À l’examen de la cavité buccale de ce patient, dont l’hygiène dentaire est déplorable, nous remarquons un placard blanc au niveau de la partie latérale de la langue.
Compte tenu des addictions de ce patient, mais aussi de la présence de cette lésion linguale, qui est une leucoplasie, nous insistons sur le fait qu’il risque de graves problèmes de santé en refusant tout sevrage de son alcool et de son tabagisme.
INTRODUCTION
La leucoplasie est une affection observée le plus fréquemment au niveau de la muqueuse buccale (face interne des joues, de la commissure de la bouche, des lèvres, des gencives, du plancher buccal ou de la langue). Les muqueuses génitales peuvent aussi être concernées.
Sur un plan épidémiologique, sa prévalence est comprise entre 0,2 et 4 % de la population et touche préférentiellement les hommes ayant plus de 50 ans.
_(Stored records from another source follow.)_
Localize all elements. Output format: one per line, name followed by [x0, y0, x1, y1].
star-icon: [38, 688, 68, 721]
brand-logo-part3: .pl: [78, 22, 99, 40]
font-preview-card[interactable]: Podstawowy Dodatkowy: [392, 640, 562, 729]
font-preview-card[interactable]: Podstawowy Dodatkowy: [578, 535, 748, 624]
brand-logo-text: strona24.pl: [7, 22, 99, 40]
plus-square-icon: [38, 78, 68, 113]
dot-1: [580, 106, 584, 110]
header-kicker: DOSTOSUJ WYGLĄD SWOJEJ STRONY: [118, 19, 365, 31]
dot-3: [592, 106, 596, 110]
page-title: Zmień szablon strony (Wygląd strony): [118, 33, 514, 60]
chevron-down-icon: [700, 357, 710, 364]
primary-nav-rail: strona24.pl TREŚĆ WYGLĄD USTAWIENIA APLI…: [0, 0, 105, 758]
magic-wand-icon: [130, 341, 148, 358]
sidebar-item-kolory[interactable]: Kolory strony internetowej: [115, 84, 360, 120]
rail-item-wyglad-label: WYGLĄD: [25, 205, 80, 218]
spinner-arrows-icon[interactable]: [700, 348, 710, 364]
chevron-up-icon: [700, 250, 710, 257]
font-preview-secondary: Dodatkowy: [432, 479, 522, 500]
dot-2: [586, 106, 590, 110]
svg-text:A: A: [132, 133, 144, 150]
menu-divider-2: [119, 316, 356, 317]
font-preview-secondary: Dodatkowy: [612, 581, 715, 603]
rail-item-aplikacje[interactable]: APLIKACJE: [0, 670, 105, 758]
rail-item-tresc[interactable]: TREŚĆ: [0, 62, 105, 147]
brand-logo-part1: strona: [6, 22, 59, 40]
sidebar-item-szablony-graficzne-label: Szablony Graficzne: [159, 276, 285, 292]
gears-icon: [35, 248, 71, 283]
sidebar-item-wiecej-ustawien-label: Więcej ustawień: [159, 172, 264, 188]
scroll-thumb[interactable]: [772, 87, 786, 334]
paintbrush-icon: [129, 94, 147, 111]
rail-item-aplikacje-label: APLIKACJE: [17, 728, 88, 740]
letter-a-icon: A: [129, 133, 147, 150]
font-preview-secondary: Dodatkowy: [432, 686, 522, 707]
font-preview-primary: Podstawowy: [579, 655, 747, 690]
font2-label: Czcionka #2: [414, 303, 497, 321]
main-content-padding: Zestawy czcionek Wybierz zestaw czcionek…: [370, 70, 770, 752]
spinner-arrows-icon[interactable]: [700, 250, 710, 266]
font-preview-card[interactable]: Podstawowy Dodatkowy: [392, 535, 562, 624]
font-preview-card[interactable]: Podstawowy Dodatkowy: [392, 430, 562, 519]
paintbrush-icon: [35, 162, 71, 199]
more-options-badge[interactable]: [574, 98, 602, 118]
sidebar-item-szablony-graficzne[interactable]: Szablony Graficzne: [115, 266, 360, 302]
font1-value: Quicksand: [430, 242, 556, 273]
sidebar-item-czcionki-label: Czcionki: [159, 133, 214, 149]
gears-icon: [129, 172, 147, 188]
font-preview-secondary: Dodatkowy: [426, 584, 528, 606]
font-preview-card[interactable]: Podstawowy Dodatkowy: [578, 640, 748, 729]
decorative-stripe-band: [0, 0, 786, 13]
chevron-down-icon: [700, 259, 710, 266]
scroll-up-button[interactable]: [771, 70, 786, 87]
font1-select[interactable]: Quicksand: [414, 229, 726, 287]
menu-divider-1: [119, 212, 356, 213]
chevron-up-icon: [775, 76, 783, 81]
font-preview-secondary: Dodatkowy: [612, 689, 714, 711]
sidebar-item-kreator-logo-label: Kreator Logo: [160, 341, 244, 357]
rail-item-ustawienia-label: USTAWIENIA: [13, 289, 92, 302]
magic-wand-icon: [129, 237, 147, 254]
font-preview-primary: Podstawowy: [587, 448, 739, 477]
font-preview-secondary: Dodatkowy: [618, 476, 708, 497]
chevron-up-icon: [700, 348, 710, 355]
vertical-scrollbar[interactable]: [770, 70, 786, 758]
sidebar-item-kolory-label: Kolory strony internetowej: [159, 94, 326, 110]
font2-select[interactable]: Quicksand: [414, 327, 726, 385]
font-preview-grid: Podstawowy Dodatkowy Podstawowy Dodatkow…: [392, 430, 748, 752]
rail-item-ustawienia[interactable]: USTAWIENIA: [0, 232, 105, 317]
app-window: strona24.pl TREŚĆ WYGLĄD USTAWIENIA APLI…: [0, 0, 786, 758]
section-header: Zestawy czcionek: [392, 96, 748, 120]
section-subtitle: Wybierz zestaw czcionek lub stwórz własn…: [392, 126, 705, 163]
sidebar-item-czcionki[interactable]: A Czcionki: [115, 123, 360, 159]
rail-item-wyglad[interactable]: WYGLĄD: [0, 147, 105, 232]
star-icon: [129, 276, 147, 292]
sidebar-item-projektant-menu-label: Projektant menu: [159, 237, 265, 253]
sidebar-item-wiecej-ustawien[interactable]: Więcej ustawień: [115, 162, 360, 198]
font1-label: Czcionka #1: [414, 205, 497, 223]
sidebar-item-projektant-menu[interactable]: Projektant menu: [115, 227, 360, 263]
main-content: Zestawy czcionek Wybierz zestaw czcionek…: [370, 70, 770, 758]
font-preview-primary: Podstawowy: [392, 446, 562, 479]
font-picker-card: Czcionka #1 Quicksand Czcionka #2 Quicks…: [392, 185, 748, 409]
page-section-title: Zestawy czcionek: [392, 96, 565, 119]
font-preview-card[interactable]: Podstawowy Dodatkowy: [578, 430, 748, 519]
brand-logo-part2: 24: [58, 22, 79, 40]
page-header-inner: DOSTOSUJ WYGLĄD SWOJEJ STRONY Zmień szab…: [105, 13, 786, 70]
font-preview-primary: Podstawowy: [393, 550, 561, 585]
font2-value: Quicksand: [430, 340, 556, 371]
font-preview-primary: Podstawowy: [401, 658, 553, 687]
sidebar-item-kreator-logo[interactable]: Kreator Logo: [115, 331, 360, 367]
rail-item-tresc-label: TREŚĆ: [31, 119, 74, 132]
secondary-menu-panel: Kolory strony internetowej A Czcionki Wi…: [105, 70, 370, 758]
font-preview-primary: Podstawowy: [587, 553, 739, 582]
Des facteurs de risque peuvent expliquer la survenue de ces lésions : tabagisme (risque multiplié par six), consommation excessive d’alcool (dans 75 % des cas), mastication de noix de bétel, mauvaise hygiène de vie, VIH, candidose chronique, photoexposition pour les lèvres.
SYMPTOMATOLOGIE
Deux formes sont classiquement décrites :
La forme homogène
Elle est constituée d’une plaque peu épaisse de couleur blanche, uniforme, lisse, molle et bien limitée. Sa palpation est indolore et elle ne peut pas se détacher lors du grattage.
La forme dite inhomogène
On observe un placard ayant un contour irrégulier. L’épaisseur de la lésion varie, tout comme l’aspect, qui peut être verruqueux, parfois ulcéré, nodulaire ou polypoïde.
La couleur peut être blanche, mais aussi érythémateuse (on parle alors d’érythroplasie).
Comme pour la forme homogène, la lésion ne peut pas se détacher lors du grattage.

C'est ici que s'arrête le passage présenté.